Pemegang Hak Siar Liga 1 Minta LIB Tegas Kerena Banyak Laga Batal

Editor : Asri Muhammad
Gelandang PSM, Wiljan Pluim mencoba merebut bola dari Pemain Madura United
Gelandang PSM, Wiljan Pluim mencoba merebut bola dari Pemain Madura United

Online24, Makassar РBanyaknya laga Liga 1 yang batal digelar, membuat pemegang hak siar meradang. Mereka  meminta agar PT Liga Indonesia Baru lebih tegas.

Terbaru, laga yang mengalami penundaan adalah Persija Jakarta melawan Persebaya Surabaya yang rencananya digelar di Stadion Agung, Bantul, Minggu (3/6/2018) kemarin.

PT LIB belum memutuskan status pertandingan tersebut. Rencananya LIB akan mengumumkannya pada besok, Selasa (5/6).

Selain itu, masih ada banyak lagi laga yang harus batal digelar. Diantara klub Liga 1, Persija menjadi klub yang paling banyak memiliki pembatalan laga. Tercatat, laga melawan Perseru, Persib dan Persebaya, menjadi utang klub asal Ibukota tersebut.

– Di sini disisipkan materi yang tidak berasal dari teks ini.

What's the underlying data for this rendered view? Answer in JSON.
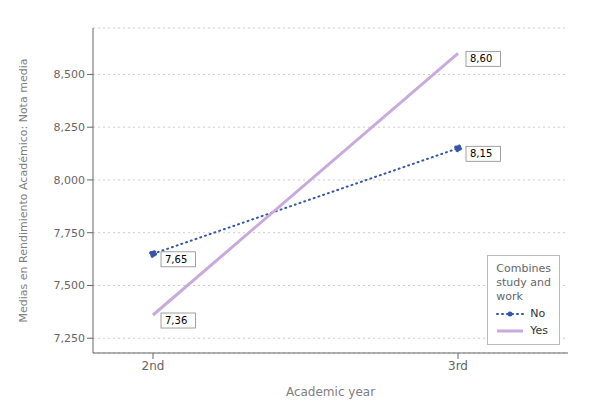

“Seperti kejadian kemarin tiba-tiba terjadi kerusuhan kami tidak bisa menayangkan itu membuat kami sangat repot sekali. Sudah ada tiga big match yang tidak jadi tayang karena beberapa alasan seperti keamanan,” jelas Harsiwi Achmad Direktur Programming SCM kepada wartawan di Jakarta, Senin (4/6/2018).

“Kami punya komitmen dengan klien batal saat itu juga. Begitu kami batalin, klien langsung membatalkan. Yang kedua kami dihujat oleh pemirsa di sosial media. Kuping kami harus benar-benar tebal padahal semuanya bukan kesalahan kami sama sekali,” tambahnya.

Akibat pembatalan ini, pemegang hak siar harus mengalami kerugian yang besar. Pasalnya, pemasukan dari iklan dipastikan hilang akibat pembatalan laga.

Untuk itu, Harsiwi meminta LIB lebih tegas dan mendorong kepada klub-klub lebih sigap dalam menyiapkan pertandingan.

“LIB juga kami harapkan lebih tegas untuk lebih berusaha, jadi kalau ada match-match besar itu ada jaminan bahwa itu benar-benar tayang dan ekstra approach kepada pihak kepolisian, klub-klub supaya effortnya lebih keras. Jadi Insya Allah setelah lebaran kami mungkin akan bertemu LIB untuk bekerj sama,” harap Harsiwi.